Out of the protests that spread across the world came the tradition of observing May 1 as an international workers’ holiday.Ironically, in the country where the events happened that inspired the holiday, May 1 was erased from the labor movement’s calendar. In the 1890s, President Grover Cleveland mandated the first Monday in September as “Labor Day” and it was embraced by the relatively conservative leadership of the American Federation of Labor. As this day became a legal holiday, politicians and labor “leaders” discouraged workers from celebrating May Day.
Nevertheless, labor activists of all sorts continued to celebrate (see Bruce Nelson,Beyond the Martyrs) and, at times, their ranks and spirits were renewed by new immigrants who brought passionate May Day traditions with them into the United States.
On rare occasions, May Day has continued to serve as a rallying point for workers’ militancy in the US. In 1937, for instance, thousands of steelworkers on strike for union recognition at Republic and Bethlehem Steel organized a massive march in South Chicago. As they neared one of the mills, private security guards opened fire, killing a number of strikers. This “Memorial Day Massacre” entered the pantheon of labor commemorations in the ensuing years (see Irving Bernstein, The Turbulent Years).

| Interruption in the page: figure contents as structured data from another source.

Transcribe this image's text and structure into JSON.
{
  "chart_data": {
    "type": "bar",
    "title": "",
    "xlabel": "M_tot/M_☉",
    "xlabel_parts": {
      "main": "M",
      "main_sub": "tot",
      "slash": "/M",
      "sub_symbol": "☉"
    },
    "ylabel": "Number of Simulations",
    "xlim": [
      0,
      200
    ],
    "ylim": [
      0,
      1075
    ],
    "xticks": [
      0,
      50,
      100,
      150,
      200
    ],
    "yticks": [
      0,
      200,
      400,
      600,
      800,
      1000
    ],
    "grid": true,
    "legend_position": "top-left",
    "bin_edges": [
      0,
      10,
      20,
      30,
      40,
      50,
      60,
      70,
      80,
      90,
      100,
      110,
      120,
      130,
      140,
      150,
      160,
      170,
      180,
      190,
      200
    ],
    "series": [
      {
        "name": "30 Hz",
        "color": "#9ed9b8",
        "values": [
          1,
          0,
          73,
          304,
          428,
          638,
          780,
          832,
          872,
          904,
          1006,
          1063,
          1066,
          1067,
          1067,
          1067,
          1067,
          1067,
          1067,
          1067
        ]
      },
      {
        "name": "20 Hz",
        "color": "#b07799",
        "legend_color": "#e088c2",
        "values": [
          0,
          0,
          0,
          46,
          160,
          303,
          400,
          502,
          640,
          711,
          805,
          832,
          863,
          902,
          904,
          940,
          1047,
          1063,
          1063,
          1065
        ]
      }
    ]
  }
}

Today is an opportune moment for us to investigate and identify the roots of this holiday. It has always been about “protest,” albeit often with a celebratory spirit. That the movement for new immigrant rights has selected May Day for its next demonstration is stunningly appropriate. It is also a wonderful opportunity for the rest of us to connect not only with them, but also with our submerged past.
Peter Rachleff is a professor of history at Macalester College in St. Paul.